Paddles
- Species: Cat
- Sex: Female
- Born: 2016
- Died: 7 November 2017 (aged about one) Point Chevalier, Auckland, New Zealand
- Known for: Rescue cat kept by the Prime Minister of New Zealand
- Owner: Jacinda Ardern
- Appearance: Ginger and white, polydactyl
- Twitter page

= Paddles (cat) =

Pet owned by Jacinda Ardern (2016–2017)

Paddles (2016 – 7 November 2017) was a ginger and white polydactyl cat owned by former New Zealand Prime Minister Jacinda Ardern and her partner Clarke Gayford during Ardern's term in office. Paddles had a profile on Twitter and was known in politics as the "First Cat".

==Biography==
Paddles was a rescue cat, adopted by Ardern from a branch of the SPCA.

She became a celebrity as the "First Cat" after Ardern took office, and a Twitter account was established in her name.

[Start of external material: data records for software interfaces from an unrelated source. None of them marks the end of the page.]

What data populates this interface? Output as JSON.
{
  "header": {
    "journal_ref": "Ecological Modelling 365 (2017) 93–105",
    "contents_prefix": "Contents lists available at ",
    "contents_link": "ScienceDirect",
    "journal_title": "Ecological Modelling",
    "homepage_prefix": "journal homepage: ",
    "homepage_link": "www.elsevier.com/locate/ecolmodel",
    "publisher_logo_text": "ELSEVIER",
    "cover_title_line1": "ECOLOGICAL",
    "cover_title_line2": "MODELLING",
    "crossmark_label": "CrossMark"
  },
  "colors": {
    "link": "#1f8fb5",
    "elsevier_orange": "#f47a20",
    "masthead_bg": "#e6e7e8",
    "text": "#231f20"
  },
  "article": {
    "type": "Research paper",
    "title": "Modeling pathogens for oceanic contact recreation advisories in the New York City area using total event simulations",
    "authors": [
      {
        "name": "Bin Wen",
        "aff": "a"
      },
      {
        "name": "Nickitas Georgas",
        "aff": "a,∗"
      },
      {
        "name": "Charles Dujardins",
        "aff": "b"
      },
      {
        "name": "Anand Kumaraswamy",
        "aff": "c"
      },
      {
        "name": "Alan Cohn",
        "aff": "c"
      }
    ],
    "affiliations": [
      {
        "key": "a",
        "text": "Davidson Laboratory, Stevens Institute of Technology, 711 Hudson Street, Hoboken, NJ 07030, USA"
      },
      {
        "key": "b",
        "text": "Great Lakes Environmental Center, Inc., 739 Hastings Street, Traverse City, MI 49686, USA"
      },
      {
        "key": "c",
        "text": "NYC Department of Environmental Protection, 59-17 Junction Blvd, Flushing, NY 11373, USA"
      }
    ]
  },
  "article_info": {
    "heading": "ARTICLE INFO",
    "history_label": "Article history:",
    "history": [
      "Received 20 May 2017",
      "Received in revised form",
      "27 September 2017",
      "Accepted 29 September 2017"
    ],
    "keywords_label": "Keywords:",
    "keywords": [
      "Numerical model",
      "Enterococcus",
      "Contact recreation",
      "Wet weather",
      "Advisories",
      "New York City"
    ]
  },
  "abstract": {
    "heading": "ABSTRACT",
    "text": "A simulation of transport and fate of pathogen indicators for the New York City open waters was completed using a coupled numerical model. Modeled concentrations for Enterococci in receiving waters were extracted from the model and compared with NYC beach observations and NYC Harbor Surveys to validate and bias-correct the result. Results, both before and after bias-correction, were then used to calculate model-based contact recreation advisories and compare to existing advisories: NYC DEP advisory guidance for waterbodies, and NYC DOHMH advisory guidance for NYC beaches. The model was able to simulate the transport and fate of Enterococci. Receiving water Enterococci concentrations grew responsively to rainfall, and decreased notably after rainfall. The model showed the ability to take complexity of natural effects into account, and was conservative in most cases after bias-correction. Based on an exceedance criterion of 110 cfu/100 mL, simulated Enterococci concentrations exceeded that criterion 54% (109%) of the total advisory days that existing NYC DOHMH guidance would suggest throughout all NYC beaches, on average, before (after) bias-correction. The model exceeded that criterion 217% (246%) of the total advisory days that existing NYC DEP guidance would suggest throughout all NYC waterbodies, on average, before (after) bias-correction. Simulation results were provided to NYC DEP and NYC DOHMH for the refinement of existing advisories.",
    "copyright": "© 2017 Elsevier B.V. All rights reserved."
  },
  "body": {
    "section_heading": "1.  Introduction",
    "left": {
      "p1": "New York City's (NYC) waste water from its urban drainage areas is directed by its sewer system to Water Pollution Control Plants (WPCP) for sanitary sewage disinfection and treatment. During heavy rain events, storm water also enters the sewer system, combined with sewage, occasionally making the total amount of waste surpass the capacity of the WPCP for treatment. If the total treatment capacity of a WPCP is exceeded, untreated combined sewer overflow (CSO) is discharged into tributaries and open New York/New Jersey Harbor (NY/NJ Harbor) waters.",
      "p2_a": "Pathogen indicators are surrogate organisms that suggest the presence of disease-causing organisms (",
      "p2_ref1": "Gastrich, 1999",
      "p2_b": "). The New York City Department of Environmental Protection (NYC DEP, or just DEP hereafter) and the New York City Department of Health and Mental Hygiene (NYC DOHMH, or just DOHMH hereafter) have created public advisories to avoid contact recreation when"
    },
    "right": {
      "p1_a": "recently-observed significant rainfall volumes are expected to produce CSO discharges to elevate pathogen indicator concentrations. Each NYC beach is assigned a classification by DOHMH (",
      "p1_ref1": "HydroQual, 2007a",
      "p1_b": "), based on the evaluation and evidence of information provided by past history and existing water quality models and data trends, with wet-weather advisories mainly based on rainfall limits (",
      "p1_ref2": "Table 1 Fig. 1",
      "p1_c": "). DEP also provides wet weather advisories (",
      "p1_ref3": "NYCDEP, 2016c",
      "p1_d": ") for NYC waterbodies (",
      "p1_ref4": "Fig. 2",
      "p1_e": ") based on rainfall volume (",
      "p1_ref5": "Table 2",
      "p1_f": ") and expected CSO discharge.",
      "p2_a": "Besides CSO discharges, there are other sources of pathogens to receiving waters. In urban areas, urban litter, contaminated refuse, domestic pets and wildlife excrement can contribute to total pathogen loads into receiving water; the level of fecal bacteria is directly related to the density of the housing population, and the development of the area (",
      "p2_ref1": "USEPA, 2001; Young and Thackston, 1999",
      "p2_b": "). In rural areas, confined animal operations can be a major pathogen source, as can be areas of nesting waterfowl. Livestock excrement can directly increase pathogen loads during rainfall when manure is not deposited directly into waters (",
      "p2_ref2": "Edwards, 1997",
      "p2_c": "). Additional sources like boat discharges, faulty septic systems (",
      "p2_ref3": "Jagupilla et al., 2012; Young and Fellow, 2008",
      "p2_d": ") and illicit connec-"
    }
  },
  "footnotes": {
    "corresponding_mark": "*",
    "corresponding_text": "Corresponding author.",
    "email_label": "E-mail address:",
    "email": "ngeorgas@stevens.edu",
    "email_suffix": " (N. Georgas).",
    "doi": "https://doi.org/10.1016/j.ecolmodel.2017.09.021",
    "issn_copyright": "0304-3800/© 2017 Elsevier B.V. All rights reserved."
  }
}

Ardern said that she did not know who created the account. When U.S. President Donald Trump phoned Ardern to congratulate her for becoming prime minister in October 2017, Paddles interrupted the conversation, meowing loudly.

Paddles was run over by a car and killed in the Auckland suburb of Point Chevalier on 7 November 2017. Ardern's neighbour reportedly admitted to hitting the cat with his car. After writing Ardern an apology card with his children, Ardern called him to say thank you.